Voto: 
8.0 / 10
Autore: 
A. Giulio Magliulo
Genere: 
Etichetta: 
Matador
Anno: 
2012
Line-Up: 

Lee Ranaldo - voice, guitar

Nels Cline - guitar

Alan Licht - guitar

John Medeski - keyboards

Steve Shelley - drums

Jim O'Rourke / Bob Bert - co-producer

Tracklist: 

01. Waiting On A Dream
02. Off The Wall
03. Xtina As I Knew Her
04. Angles
05. Hammer Blows
06. Fire Island (Phases)
07. Lost
08. Shouts
09. Stranded
10. Tomorrow Never Comes

Lee Ranaldo

Between the Times and Tides

Meglio esser chiari fin dall’inizio: Between the Times and Tides è tra i migliori albums dell’anno ed  ambisce seriamente al palmarès 2012 salvo lavori epocali a venire nei prossimi mesi che stravolgeranno questa valutazione.

Ora si può anche dire che questa è fottuta nostalgia, sarebbe legittimo pensarlo e non escludendo che questo tipo di sentimenti ed emozioni possano essere ampiamente evocati dal disco in questione, resta di fatto che per gli amanti delle sonorità del (vero) indie anni ’90 questo album è manna dal cielo, una pura boccata di ossigeno: il Chapel Hill Sound è tutto qui, il suono di New York è tutto qui ed il diritto a perpetuarlo è conferito ad uno dei suoi protagonisti, Lee Ranaldo.

Tra l’altro, poiché non si capisce molto bene cosa faranno (se faranno qualcosa) i suoi Sonic Youth, capito invece molto bene cosa fa il collega Thurston Moore ed uscito il nuovo disco di Bob Mould, non si capiva perché non dovesse uscire anche un più che degno lavoro solista del buon Lee.

Due sono le cose che risaltano immediatamente in Between the Times and Tides: la mancanza totale di pulsioni sperimentali, caratterizzanti della formazione e della personalità di Lee Ranaldo e la mancanza totale di pulsioni verso la dimensione acustica, folk, caratterizzante l’ultimo lavoro solista dell’amico Thurston Moore (inevitabile il confronto dal quale, a mio parere, pur apprezzando oltremodo Demolished Thoughts, Ranaldo ne esce vincente).

Queste le considerazioni preliminari prima di abbandonarsi ad un ascolto caldo, accogliente, rock a tutto tondo nell’accezione dei nineties, denso di chitarre sature e riverberate che si stratificano creando quelle melodie ineffabili che hanno contribuito alla formazione della nostra psiche musicale, accompagnando i pomeriggi ventosi della nostra età migliore, quando Brooklyn era a pochi passi dal nostro quartiere.

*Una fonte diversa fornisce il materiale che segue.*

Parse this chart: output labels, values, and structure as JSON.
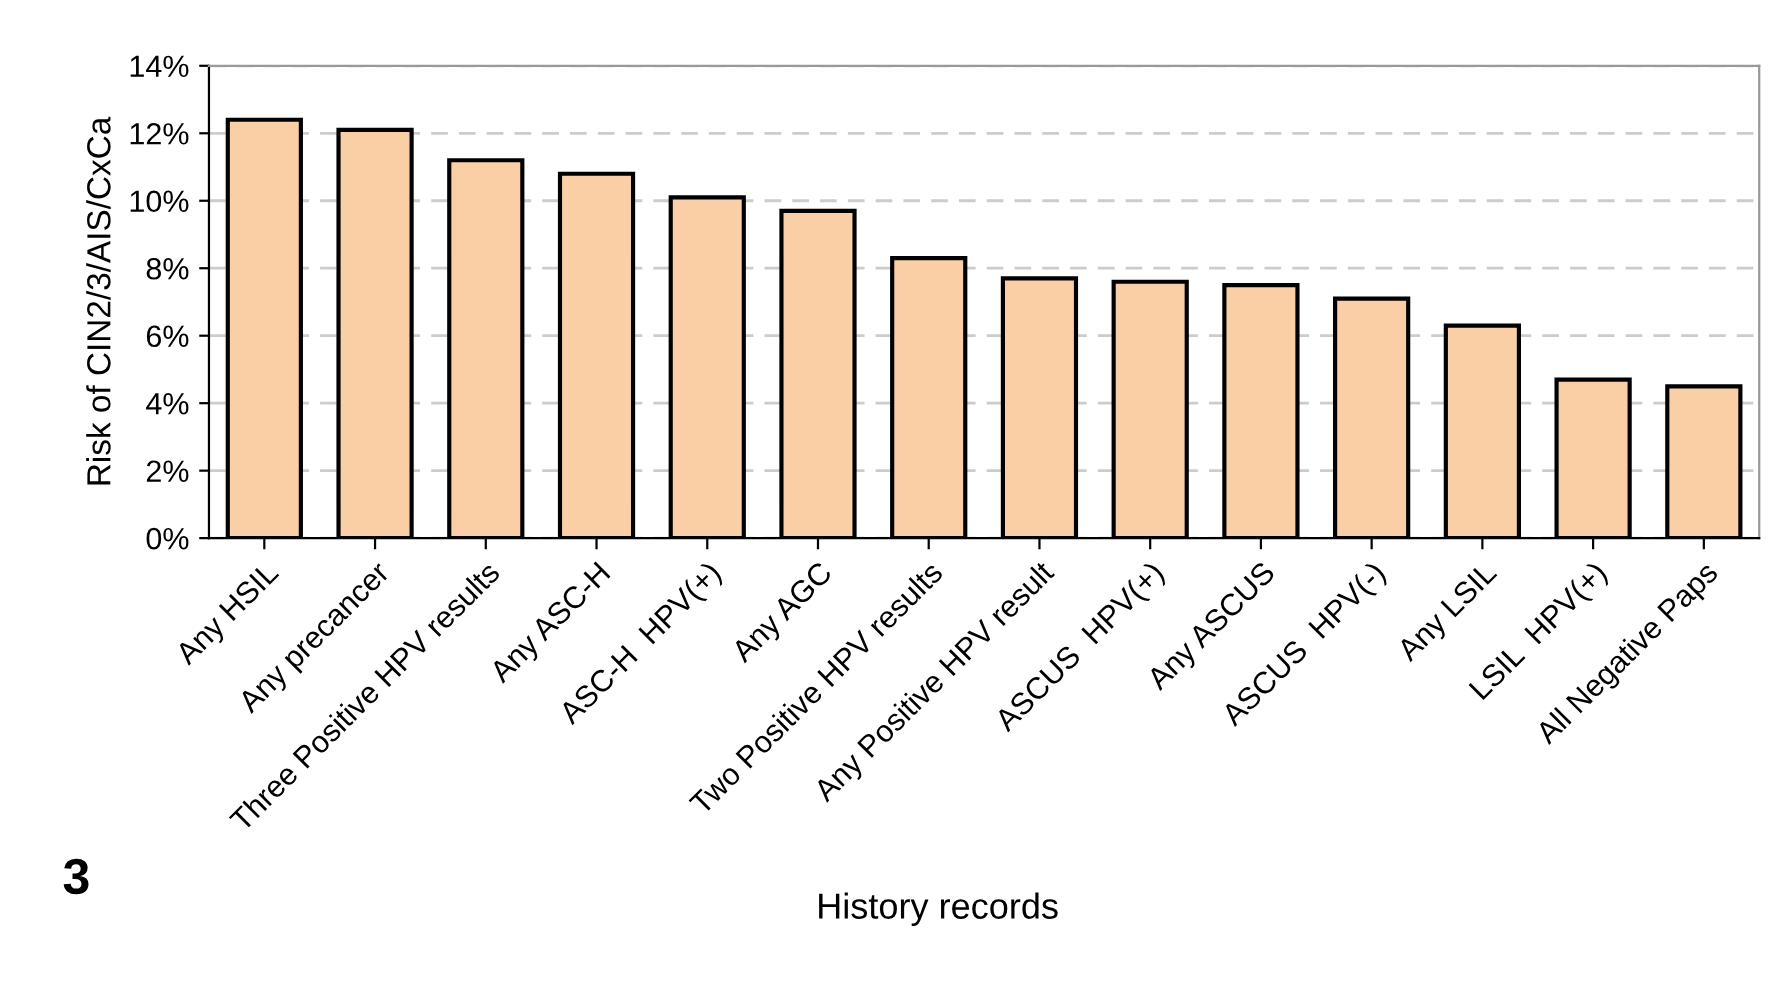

E’ così che ogni brano diventa un piccolo manifesto dell’indie rock, dalle atmosfere livide ed ipnotiche di Xtina As I Knew Her all’anthemica opener Waiting on A Dream, dalla gioia repressa di Angles agli spudorati richiami agli Husker Du in Fire Island e ci sono persino delle escrescenze malcelate di splendida psichedelia west-coastiana a far vibrare positivamente l’intera impalcatura dell’album, pieno di ospiti di eccezione che potete leggere nella line-up.

In attesa del prossimo Dinosaur Jr. - tanto ormai ci siamo - sapete cosa fare.